# Toronto Math Forum

## MAT334-2018F => MAT334--Tests => Thanksgiving bonus => Topic started by: Victor Ivrii on October 06, 2018, 05:07:03 AM

Title: Thanksgiving bonus 3
Post by: Victor Ivrii on October 06, 2018, 05:07:03 AM
Read section 2.1.1* and solve the problem (10 karma points). As a sample see solutions to odd numbered problems

Problem 6. Decide whether or not the given function represents a locally sourceless and/or irrotational flow. For those that do, decide whether the flow is globally sourceless and/or irrotational.
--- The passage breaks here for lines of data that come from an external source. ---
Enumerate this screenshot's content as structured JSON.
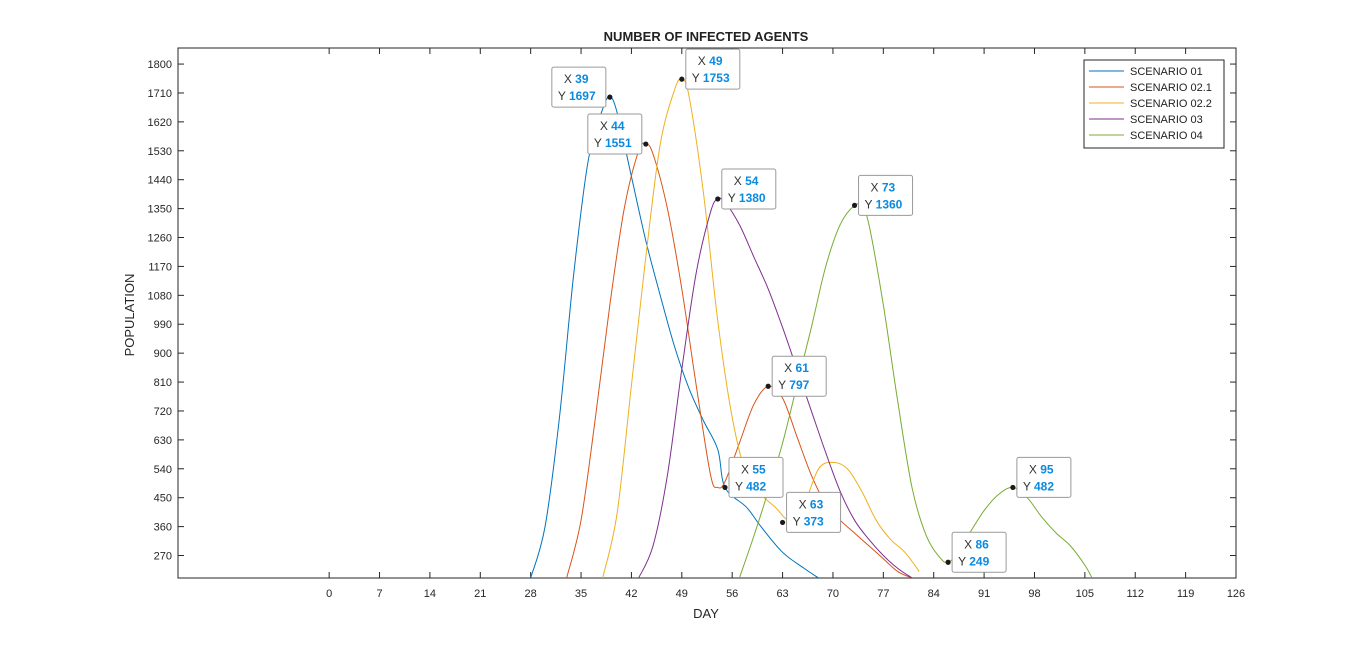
{
  "chart_data": {
    "type": "line",
    "title": "NUMBER OF INFECTED AGENTS",
    "xlabel": "DAY",
    "ylabel": "POPULATION",
    "xlim": [
      -21,
      126
    ],
    "ylim": [
      200,
      1850
    ],
    "xticks": [
      0,
      7,
      14,
      21,
      28,
      35,
      42,
      49,
      56,
      63,
      70,
      77,
      84,
      91,
      98,
      105,
      112,
      119,
      126
    ],
    "yticks": [
      270,
      360,
      450,
      540,
      630,
      720,
      810,
      900,
      990,
      1080,
      1170,
      1260,
      1350,
      1440,
      1530,
      1620,
      1710,
      1800
    ],
    "legend_position": "top-right",
    "grid": false,
    "series": [
      {
        "name": "SCENARIO 01",
        "color": "#0072BD",
        "x": [
          28,
          30,
          32,
          34,
          36,
          38,
          39,
          40,
          42,
          44,
          46,
          48,
          50,
          52,
          54,
          55,
          58,
          60,
          63,
          66,
          68
        ],
        "y": [
          200,
          360,
          700,
          1150,
          1500,
          1660,
          1697,
          1650,
          1450,
          1250,
          1080,
          920,
          790,
          690,
          600,
          482,
          420,
          360,
          280,
          230,
          200
        ]
      },
      {
        "name": "SCENARIO 02.1",
        "color": "#D95319",
        "x": [
          33,
          35,
          37,
          39,
          41,
          43,
          44,
          45,
          47,
          49,
          51,
          53,
          54,
          55,
          57,
          59,
          61,
          63,
          65,
          67,
          69,
          71,
          73,
          75,
          77,
          79,
          81
        ],
        "y": [
          200,
          380,
          700,
          1050,
          1350,
          1530,
          1551,
          1520,
          1350,
          1100,
          800,
          520,
          482,
          500,
          620,
          740,
          797,
          760,
          640,
          520,
          430,
          380,
          340,
          300,
          260,
          220,
          200
        ]
      },
      {
        "name": "SCENARIO 02.2",
        "color": "#EDB120",
        "x": [
          38,
          40,
          42,
          44,
          46,
          48,
          49,
          50,
          52,
          54,
          56,
          58,
          60,
          62,
          64,
          66,
          68,
          70,
          72,
          74,
          76,
          78,
          80,
          82
        ],
        "y": [
          200,
          400,
          800,
          1200,
          1550,
          1720,
          1753,
          1700,
          1400,
          1000,
          700,
          520,
          460,
          420,
          380,
          430,
          540,
          560,
          540,
          470,
          380,
          320,
          280,
          220
        ]
      },
      {
        "name": "SCENARIO 03",
        "color": "#7E2F8E",
        "x": [
          43,
          45,
          47,
          49,
          51,
          53,
          54,
          55,
          57,
          59,
          61,
          63,
          65,
          67,
          69,
          71,
          73,
          75,
          77,
          79,
          81
        ],
        "y": [
          200,
          300,
          520,
          850,
          1150,
          1340,
          1380,
          1370,
          1300,
          1200,
          1100,
          980,
          850,
          720,
          590,
          470,
          380,
          320,
          270,
          230,
          200
        ]
      },
      {
        "name": "SCENARIO 04",
        "color": "#77AC30",
        "x": [
          57,
          59,
          61,
          63,
          65,
          67,
          69,
          71,
          73,
          74,
          75,
          77,
          79,
          81,
          83,
          85,
          86,
          87,
          89,
          91,
          93,
          95,
          97,
          99,
          101,
          103,
          105,
          106
        ],
        "y": [
          200,
          330,
          470,
          620,
          800,
          980,
          1170,
          1300,
          1360,
          1355,
          1300,
          1050,
          750,
          480,
          330,
          260,
          249,
          270,
          340,
          410,
          460,
          482,
          450,
          390,
          340,
          300,
          240,
          200
        ]
      }
    ],
    "datatips": [
      {
        "x": 39,
        "y": 1697,
        "x_text": "39",
        "y_text": "1697",
        "side": "left"
      },
      {
        "x": 44,
        "y": 1551,
        "x_text": "44",
        "y_text": "1551",
        "side": "left"
      },
      {
        "x": 49,
        "y": 1753,
        "x_text": "49",
        "y_text": "1753",
        "side": "right"
      },
      {
        "x": 54,
        "y": 1380,
        "x_text": "54",
        "y_text": "1380",
        "side": "right"
      },
      {
        "x": 61,
        "y": 797,
        "x_text": "61",
        "y_text": "797",
        "side": "right"
      },
      {
        "x": 55,
        "y": 482,
        "x_text": "55",
        "y_text": "482",
        "side": "right"
      },
      {
        "x": 63,
        "y": 373,
        "x_text": "63",
        "y_text": "373",
        "side": "right"
      },
      {
        "x": 73,
        "y": 1360,
        "x_text": "73",
        "y_text": "1360",
        "side": "right"
      },
      {
        "x": 86,
        "y": 249,
        "x_text": "86",
        "y_text": "249",
        "side": "right"
      },
      {
        "x": 95,
        "y": 482,
        "x_text": "95",
        "y_text": "482",
        "side": "right"
      }
    ]
  }
}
Sketch some of the streamlines.
$$e^y\cos(x)+ie^y\sin(x).$$
Title: Re: Thanksgiving bonus 3
Post by: Junya Zhang on October 06, 2018, 12:30:41 PM
Let $f(x,y) = u+iv = e^y\cos(x)+ie^y\sin(x)$.
Then
$$\bar{f}(z,y) = e^y\cos(x)-ie^y\sin(x)$$ $$u(x,y)=e^y\cos(x)$$ $$v(x,y)=e^y\sin(x)$$
The given function represents a locally sourceless and irrotational flow since $\bar{f}$ is analytic on $\mathbb{C}$.

Note that
$$\frac{\partial{v}}{\partial{x}} = e^y\cos(x)$$ $$\frac{\partial{u}}{\partial{y}} = e^y\cos(x)$$ $$\frac{\partial{v}}{\partial{x}} - \frac{\partial{u}}{\partial{y}} = 0$$
This shows that $f$ is globally irrotational.
$$\frac{\partial{u}}{\partial{x}} = -e^y\sin(x)$$ $$\frac{\partial{v}}{\partial{y}} = e^y\sin(x)$$ $$\frac{\partial{u}}{\partial{x}} + \frac{\partial{v}}{\partial{y}} = 0$$
This shows that $f$ is globally sourceless.
So $f$ is both globally sourceless and globally irrotational.
Title: Re: Thanksgiving bonus 3
Post by: Victor Ivrii on October 06, 2018, 05:15:17 PM
No double dipping